SonicWall, a cybersecurity firm, has acquired Solutions Granted, a Virginia-based Managed Security Service Provider (MSSP). The acquisition aims to meet customer demand for managed detection and response (MDR) and extended detection and response (XDR) services. SonicWall is now poised to offer U.S.-based Security Operations Center (SOC)-as-a-service for the first time. Solutions Granted's integration will provide capabilities in endpoint, cloud management, vulnerability assessment, and proven success in the managed security space. CEO Bob VanKirk emphasized the acquisition's crucial role in SonicWall's growth strategy and the importance of enhancing support for their partners in the cybersecurity market. All employees of Solutions Granted will join SonicWall post-acquisition, maintaining team integrity which both companies view as essential. SonicWall plans to develop an EU-based SOC to better address European partner needs while considering multiple factors such as language support and timezone coverage.
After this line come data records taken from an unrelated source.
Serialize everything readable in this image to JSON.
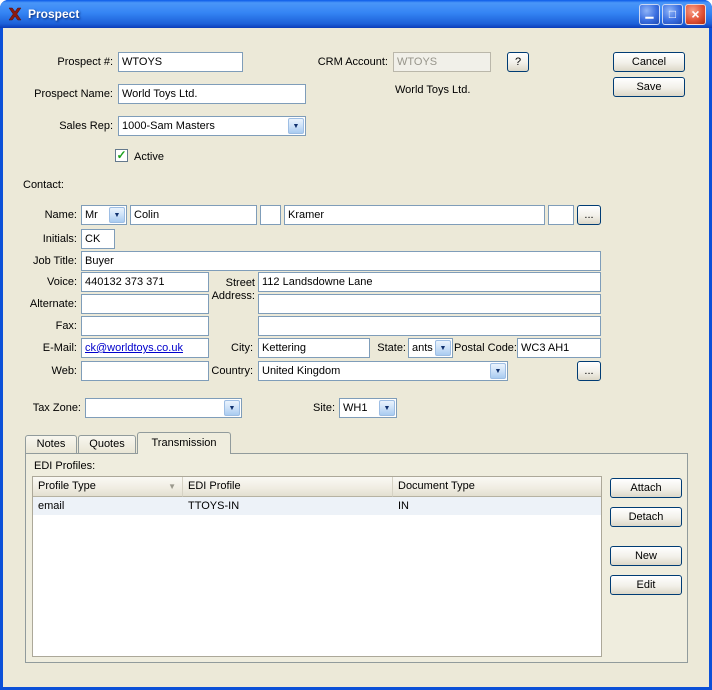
{
  "window": {
    "title": "Prospect"
  },
  "icons": {
    "minimize": "▁",
    "maximize": "□",
    "close": "×",
    "dropdown_arrow": "▼",
    "sort_desc": "▼",
    "check": "✓"
  },
  "header": {
    "prospect_number_label": "Prospect #:",
    "prospect_number_value": "WTOYS",
    "crm_account_label": "CRM Account:",
    "crm_account_value": "WTOYS",
    "crm_help_label": "?",
    "crm_account_name": "World Toys Ltd.",
    "cancel_label": "Cancel",
    "save_label": "Save",
    "prospect_name_label": "Prospect Name:",
    "prospect_name_value": "World Toys Ltd.",
    "sales_rep_label": "Sales Rep:",
    "sales_rep_value": "1000-Sam Masters",
    "active_label": "Active"
  },
  "contact": {
    "section_label": "Contact:",
    "name_label": "Name:",
    "honorific_value": "Mr",
    "first_name_value": "Colin",
    "middle_value": "",
    "last_name_value": "Kramer",
    "suffix_value": "",
    "more_label": "...",
    "initials_label": "Initials:",
    "initials_value": "CK",
    "job_title_label": "Job Title:",
    "job_title_value": "Buyer",
    "voice_label": "Voice:",
    "voice_value": "440132 373 371",
    "alternate_label": "Alternate:",
    "alternate_value": "",
    "fax_label": "Fax:",
    "fax_value": "",
    "email_label": "E-Mail:",
    "email_value": "ck@worldtoys.co.uk",
    "web_label": "Web:",
    "web_value": "",
    "street_label": "Street Address:",
    "address1_value": "112 Landsdowne Lane",
    "address2_value": "",
    "address3_value": "",
    "city_label": "City:",
    "city_value": "Kettering",
    "state_label": "State:",
    "state_value": "ants",
    "postal_label": "Postal Code:",
    "postal_value": "WC3 AH1",
    "country_label": "Country:",
    "country_value": "United Kingdom",
    "country_more_label": "..."
  },
  "footer": {
    "tax_zone_label": "Tax Zone:",
    "tax_zone_value": "",
    "site_label": "Site:",
    "site_value": "WH1"
  },
  "tabs": [
    {
      "label": "Notes"
    },
    {
      "label": "Quotes"
    },
    {
      "label": "Transmission"
    }
  ],
  "transmission": {
    "edi_profiles_label": "EDI Profiles:",
    "table": {
      "columns": [
        "Profile Type",
        "EDI Profile",
        "Document Type"
      ],
      "rows": [
        {
          "profile_type": "email",
          "edi_profile": "TTOYS-IN",
          "document_type": "IN"
        }
      ]
    },
    "buttons": [
      "Attach",
      "Detach",
      "New",
      "Edit"
    ]
  }
}
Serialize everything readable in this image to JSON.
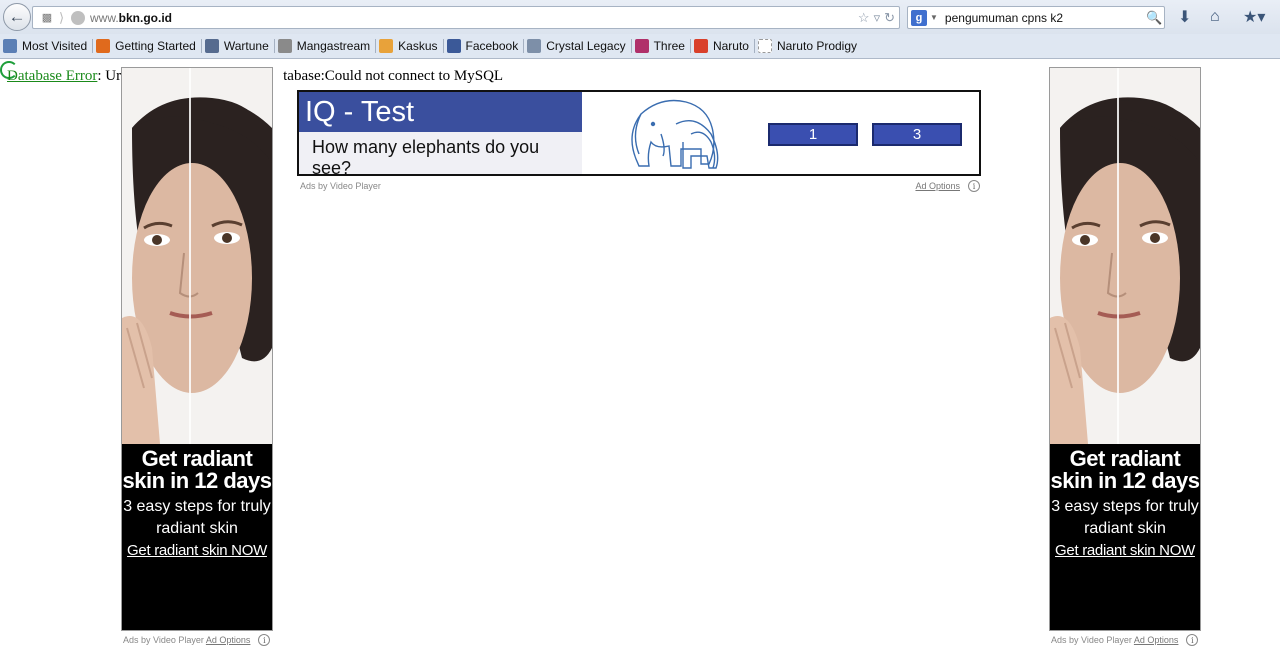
{
  "browser": {
    "url_prefix": "www.",
    "url_domain": "bkn.go.id",
    "search_engine_letter": "g",
    "search_query": "pengumuman cpns k2",
    "bookmarks": [
      {
        "label": "Most Visited",
        "icon": "most-visited-icon",
        "color": "#5b7fb5"
      },
      {
        "label": "Getting Started",
        "icon": "firefox-icon",
        "color": "#e06a1d"
      },
      {
        "label": "Wartune",
        "icon": "wartune-icon",
        "color": "#566b8f"
      },
      {
        "label": "Mangastream",
        "icon": "mangastream-icon",
        "color": "#8a8a8a"
      },
      {
        "label": "Kaskus",
        "icon": "kaskus-icon",
        "color": "#e8a23a"
      },
      {
        "label": "Facebook",
        "icon": "facebook-icon",
        "color": "#3b5998"
      },
      {
        "label": "Crystal Legacy",
        "icon": "crystal-legacy-icon",
        "color": "#7d8fa8"
      },
      {
        "label": "Three",
        "icon": "three-icon",
        "color": "#b0306a"
      },
      {
        "label": "Naruto",
        "icon": "naruto-icon",
        "color": "#d9402b"
      },
      {
        "label": "Naruto Prodigy",
        "icon": "blank-page-icon",
        "color": "#ffffff"
      }
    ]
  },
  "page": {
    "error_link": "Database Error",
    "error_text_start": ": Ur",
    "error_text_end": "tabase:Could not connect to MySQL"
  },
  "ads": {
    "sky_headline": "Get radiant skin in 12 days",
    "sky_sub": "3 easy steps for truly radiant skin",
    "sky_cta": "Get radiant skin NOW",
    "ads_by": "Ads by Video Player",
    "ad_options": "Ad Options",
    "info_glyph": "i",
    "iq_title": "IQ - Test",
    "iq_question": "How many elephants do you see?",
    "iq_answers": [
      "1",
      "3"
    ]
  }
}
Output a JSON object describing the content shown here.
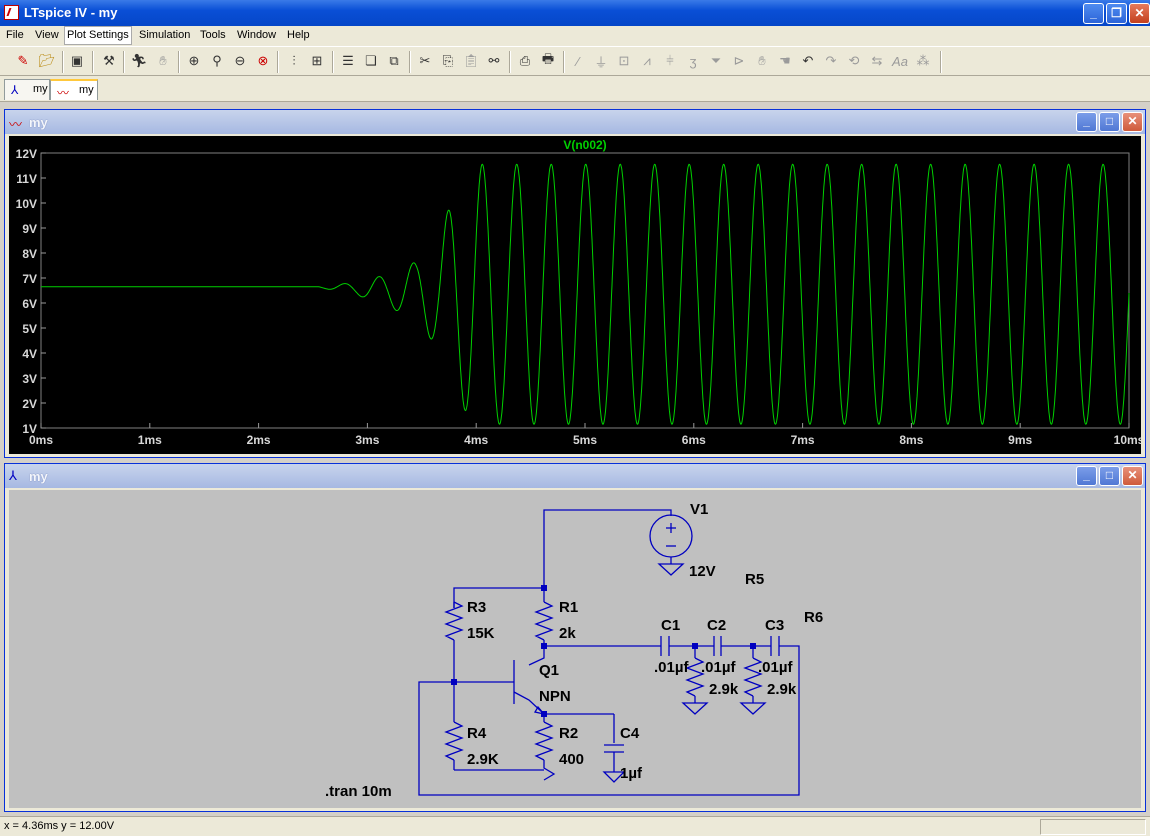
{
  "window": {
    "title": "LTspice IV - my",
    "minimize": "_",
    "restore": "❐",
    "close": "✕"
  },
  "menu": [
    "File",
    "View",
    "Plot Settings",
    "Simulation",
    "Tools",
    "Window",
    "Help"
  ],
  "toolbar": {
    "icons": [
      "new-schematic-icon",
      "open-icon",
      "save-icon",
      "control-panel-icon",
      "run-icon",
      "halt-icon",
      "zoom-in-icon",
      "zoom-pan-icon",
      "zoom-out-icon",
      "zoom-fit-icon",
      "autorange-icon",
      "mark-data-icon",
      "tile-horizontal-icon",
      "cascade-icon",
      "close-window-icon",
      "cut-icon",
      "copy-icon",
      "paste-icon",
      "find-icon",
      "print-setup-icon",
      "print-icon",
      "wire-icon",
      "ground-icon",
      "label-net-icon",
      "resistor-icon",
      "capacitor-icon",
      "inductor-icon",
      "diode-icon",
      "component-icon",
      "move-icon",
      "drag-icon",
      "undo-icon",
      "redo-icon",
      "rotate-icon",
      "mirror-icon",
      "text-icon",
      "spice-directive-icon"
    ]
  },
  "tabs": [
    {
      "label": "my",
      "icon": "schematic-icon"
    },
    {
      "label": "my",
      "icon": "waveform-icon"
    }
  ],
  "plot_window": {
    "title": "my",
    "chart_data": {
      "type": "line",
      "title": "V(n002)",
      "xlabel": "",
      "ylabel": "",
      "xlim": [
        0,
        10
      ],
      "ylim": [
        1,
        12
      ],
      "x_ticks": [
        "0ms",
        "1ms",
        "2ms",
        "3ms",
        "4ms",
        "5ms",
        "6ms",
        "7ms",
        "8ms",
        "9ms",
        "10ms"
      ],
      "y_ticks": [
        "1V",
        "2V",
        "3V",
        "4V",
        "5V",
        "6V",
        "7V",
        "8V",
        "9V",
        "10V",
        "11V",
        "12V"
      ],
      "series": [
        {
          "name": "V(n002)",
          "color": "#00d000",
          "steady_start": {
            "x": 0,
            "y": 6.65
          },
          "growth_start_x": 2.55,
          "period_ms": 0.317,
          "amplitude_points": [
            [
              2.55,
              0.02
            ],
            [
              2.9,
              0.25
            ],
            [
              3.2,
              0.65
            ],
            [
              3.45,
              1.2
            ],
            [
              3.65,
              2.2
            ],
            [
              3.8,
              4.0
            ],
            [
              3.95,
              5.0
            ],
            [
              4.05,
              5.2
            ],
            [
              10,
              5.2
            ]
          ],
          "center_v": 6.35
        }
      ]
    }
  },
  "schematic_window": {
    "title": "my",
    "labels": {
      "v1": "V1",
      "v1_val": "12V",
      "r1": "R1",
      "r1_val": "2k",
      "r2": "R2",
      "r2_val": "400",
      "r3": "R3",
      "r3_val": "15K",
      "r4": "R4",
      "r4_val": "2.9K",
      "r5": "R5",
      "r6": "R6",
      "q1": "Q1",
      "q1_val": "NPN",
      "c1": "C1",
      "c1_val": ".01µf",
      "c2": "C2",
      "c2_val": ".01µf",
      "c3": "C3",
      "c3_val": ".01µf",
      "c4": "C4",
      "c4_val": "1µf",
      "rp1_val": "2.9k",
      "rp2_val": "2.9k",
      "directive": ".tran 10m"
    },
    "wire_color": "#0000c0"
  },
  "status": {
    "text": "x = 4.36ms    y = 12.00V"
  }
}
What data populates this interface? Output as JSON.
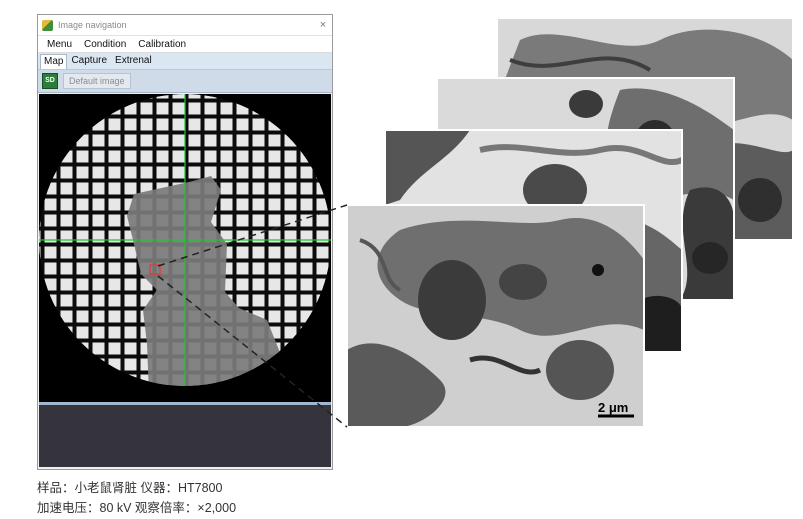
{
  "window": {
    "title": "Image navigation",
    "close_icon": "close-icon",
    "menu": [
      "Menu",
      "Condition",
      "Calibration"
    ],
    "tabs": [
      "Map",
      "Capture",
      "Extrenal"
    ],
    "active_tab": "Map",
    "toolbar": {
      "save_icon": "save-icon",
      "default_image_label": "Default image"
    }
  },
  "micrograph": {
    "scale_bar_label": "2 μm"
  },
  "caption": {
    "line1": "样品：小老鼠肾脏 仪器：HT7800",
    "line2": "加速电压：80 kV 观察倍率：×2,000"
  },
  "colors": {
    "crosshair": "#19c72a",
    "selection": "#e23b3b",
    "toolbar_bg": "#cfdbe8",
    "tab_bar_bg": "#dbe6f3",
    "bottom_panel": "#35333b"
  }
}
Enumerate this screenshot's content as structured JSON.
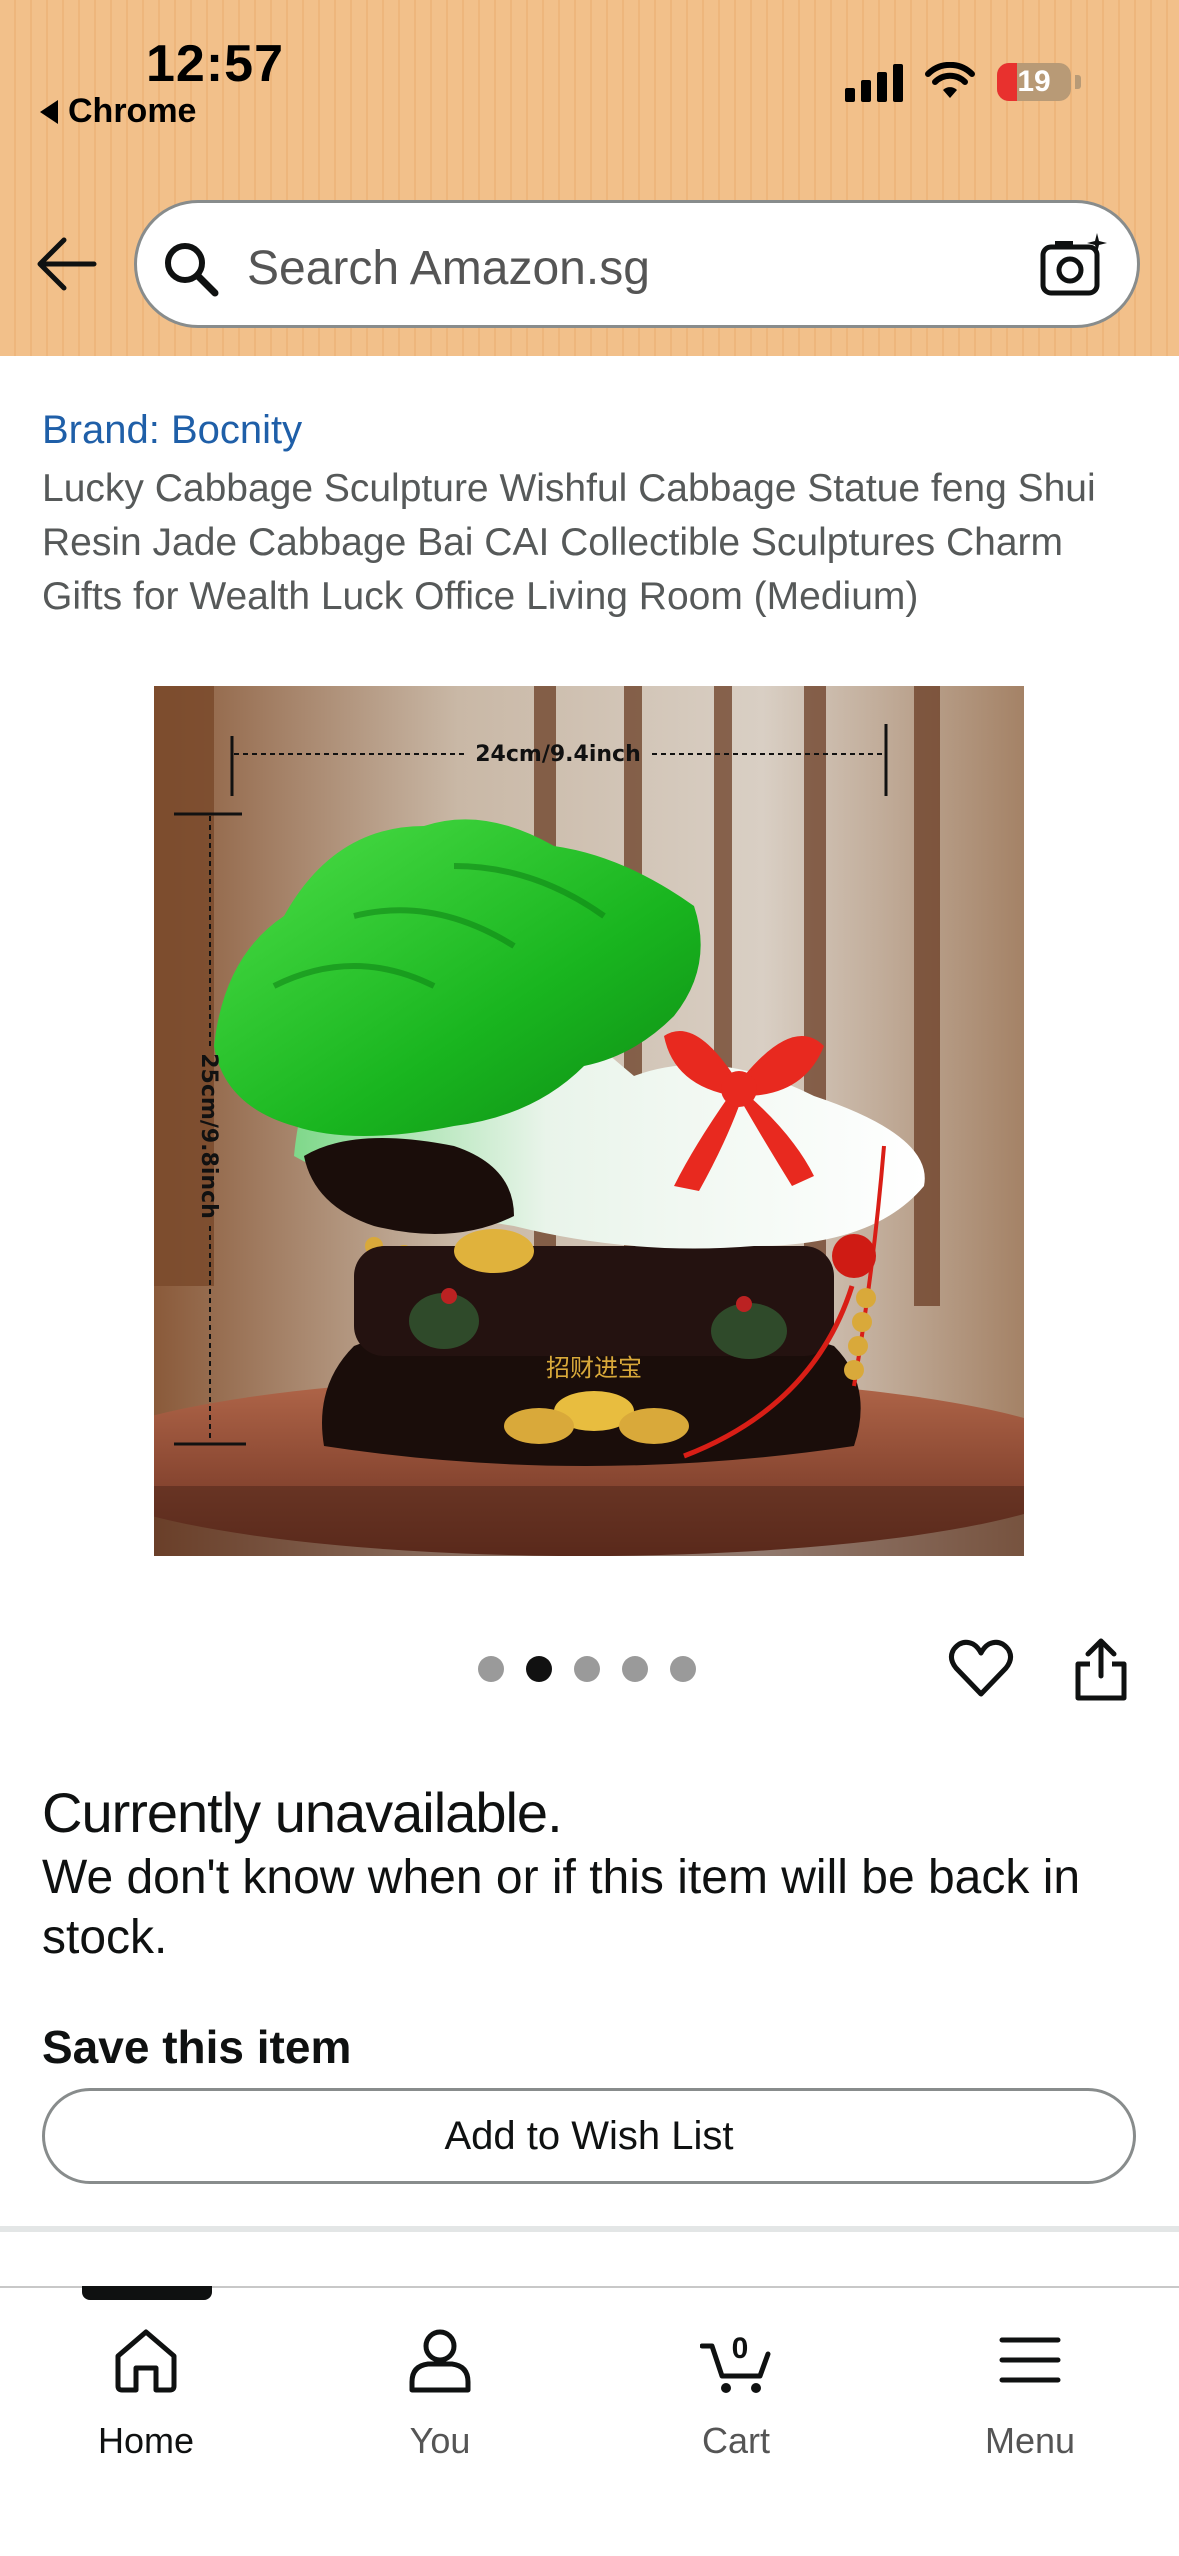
{
  "status_bar": {
    "time": "12:57",
    "back_app": "Chrome",
    "battery": "19"
  },
  "search": {
    "placeholder": "Search Amazon.sg"
  },
  "product": {
    "brand": "Brand: Bocnity",
    "title": "Lucky Cabbage Sculpture Wishful Cabbage Statue feng Shui Resin Jade Cabbage Bai CAI Collectible Sculptures Charm Gifts for Wealth Luck Office Living Room (Medium)",
    "image": {
      "width_label": "24cm/9.4inch",
      "height_label": "25cm/9.8inch",
      "base_text": "招财进宝"
    },
    "carousel": {
      "count": 5,
      "active_index": 1
    }
  },
  "availability": {
    "heading": "Currently unavailable.",
    "message": "We don't know when or if this item will be back in stock."
  },
  "save": {
    "heading": "Save this item",
    "button_label": "Add to Wish List"
  },
  "bottom_nav": {
    "items": [
      {
        "label": "Home",
        "icon": "home-icon",
        "active": true
      },
      {
        "label": "You",
        "icon": "person-icon"
      },
      {
        "label": "Cart",
        "icon": "cart-icon",
        "badge": "0"
      },
      {
        "label": "Menu",
        "icon": "menu-icon"
      }
    ]
  },
  "colors": {
    "header_bg": "#f2c08a",
    "brand_link": "#1f5fa8",
    "text_primary": "#0f1111",
    "text_secondary": "#565959"
  }
}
The U.S. Cybersecurity & Infrastructure Security Agency (CISA) warns of new exploits targeting vulnerabilities in Microsoft, Sophos, and Oracle products. CISA has updated its Known Exploited Vulnerabilities catalog to include these actively exploited flaws, emphasizing the need for prompt action. Federal agencies are advised to apply security updates before December 7 to mitigate the risks associated with these vulnerabilities. CVE-2023-36584, a vulnerability within Microsoft systems, was addressed in the October 2023 Patch Tuesday updates but was not initially marked as actively exploited. A critical bug in Sophos Web Appliance, identified as CVE-2023-1671 and with a 9.8 severity score, allows for remote code execution on outdated software versions. Sophos Web Appliance is no longer supported since July 20, and customers are urged to switch to Sophos Firewall for continued web protection. While CISA's KEV catalog targets U.S. federal agencies, it also acts as a global alarm for companies to secure their systems against these vulnerabilities.